• Benign Liver Tumors

    Benign liver tumors are abnormal growths of cells or tissue of the liver; the tumors are noncancerous, or benign, and are quite common. They do not spread to other areas of the body and usually pose no serious health risk. In most instances, benign liver tumors are not diagnosed because they cause no symptoms. When they are detected, it is usually due to medical imaging tests performed for other unrelated reasons.

    There are three common types of benign liver tumors:

    Hemangiomas: the most common type of benign liver tumor. Liver hemangiomas usually occur as a small single abnormal collection of blood vessels. Occasionally liver hemangiomas can become large or occur in multiples.
    Focal Nodular Hyperplasias (FNH): the second most common type of benign liver tumor; they typically occur in women between the ages of 20 and 30. These tumors do not cause symptoms and rarely require treatment.
    Hepatocellular Adenomas: the least common type of benign liver tumor; they occur most often in women of childbearing age and have been linked to use of oral contraceptives. Because adenomas are asymptomatic, most are never detected and rarely cause problems.


    It is not known what causes benign liver tumors to develop. Some doctors believe that hemangiomas are congenital. In most people, benign liver tumors do not grow and never cause any signs and symptoms. However, in a small number of patients, liver tumors will grow causing complications and require treatment. It is unclear why this happens.

    Focal nodular hyperplasia and hepatocellular adenomas have been linked to oral contraceptive use. Hepatocellular adenomas in particular, are susceptible to the influence of the female hormone estrogen.


    Most benign liver tumors do not cause any symptoms. Like liver cysts, they are generally discovered during imaging tests for other conditions. When symptoms do occur, it is often caused by the size of the tumor and/or the proximity to other organs. In very rare cases, if the tumors are large or causing pain, surgical removal may be recommended.

    Testing and diagnosis

    In most cases, benign liver tumors are not detected because they cause no symptoms. When they are detected, it is usually because a patient required a medical imaging test, such as an ultrasound, CT test or MRI, for another condition.


    Physicians will usually only recommend surgical removal of a common hemangioma if it is causing discomfort.

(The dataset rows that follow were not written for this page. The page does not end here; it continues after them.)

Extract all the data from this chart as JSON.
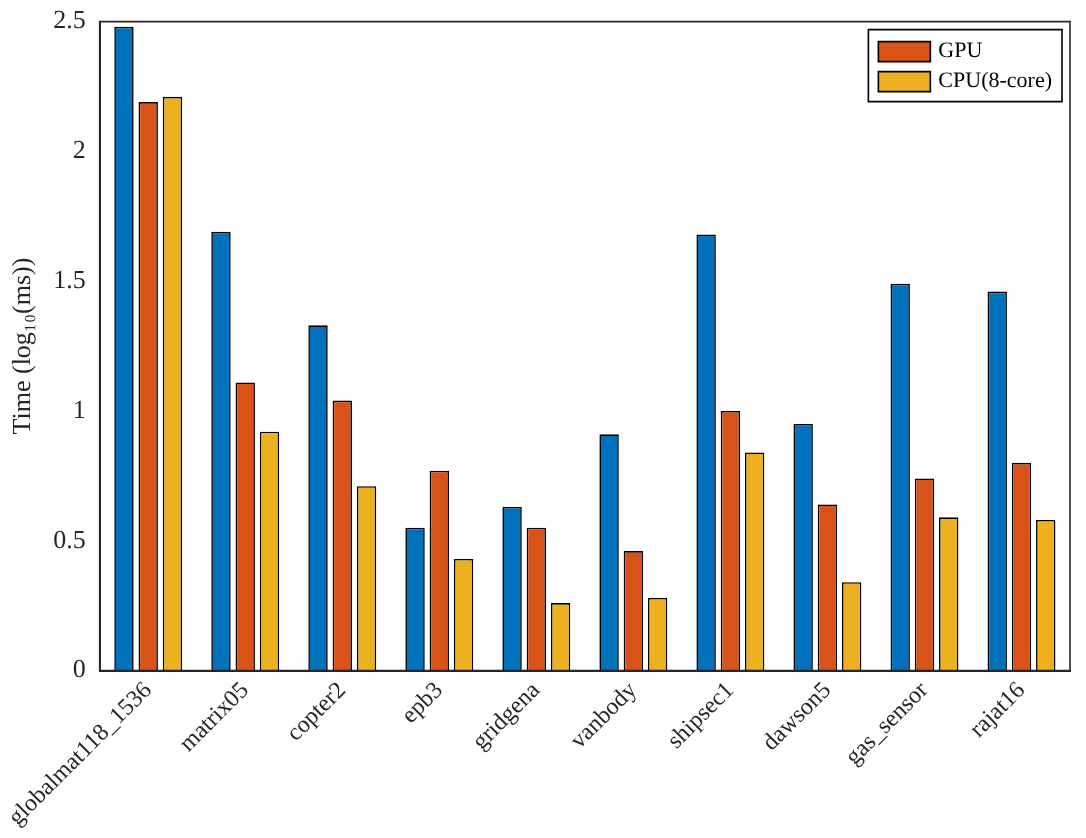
{
  "chart_data": {
    "type": "bar",
    "ylabel": "Time (log₁₀(ms))",
    "categories": [
      "globalmat118_1536",
      "matrix05",
      "copter2",
      "epb3",
      "gridgena",
      "vanbody",
      "shipsec1",
      "dawson5",
      "gas_sensor",
      "rajat16"
    ],
    "series": [
      {
        "color": "#0072bd",
        "values": [
          2.48,
          1.69,
          1.33,
          0.55,
          0.63,
          0.91,
          1.68,
          0.95,
          1.49,
          1.46
        ]
      },
      {
        "name": "GPU",
        "color": "#d95319",
        "values": [
          2.19,
          1.11,
          1.04,
          0.77,
          0.55,
          0.46,
          1.0,
          0.64,
          0.74,
          0.8
        ]
      },
      {
        "name": "CPU(8-core)",
        "color": "#edb120",
        "values": [
          2.21,
          0.92,
          0.71,
          0.43,
          0.26,
          0.28,
          0.84,
          0.34,
          0.59,
          0.58
        ]
      }
    ],
    "ylim": [
      0,
      2.5
    ],
    "yticks": [
      0,
      0.5,
      1,
      1.5,
      2,
      2.5
    ],
    "grid": false,
    "legend": "top right"
  }
}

    Focal nodular hyperplasia and hepatocellular adenoma patients may be monitored using imaging scans such as CT or MRI. Hepatocellular adenomas should be carefully monitored as they can grow, bleed or become cancerous. Surgical removal may be necessary depending on the size of the adenoma. In addition, female patients may be instructed to stop using oral contraceptives or hormone supplementation. Hepatocellular adenomas may grow in women who take hormone pills, so physicians often advise discontinuing birth control pills or hormones to prevent further growth. The goal of this treatment is to shrink the tumor, but if this does not occur, surgery may be necessary.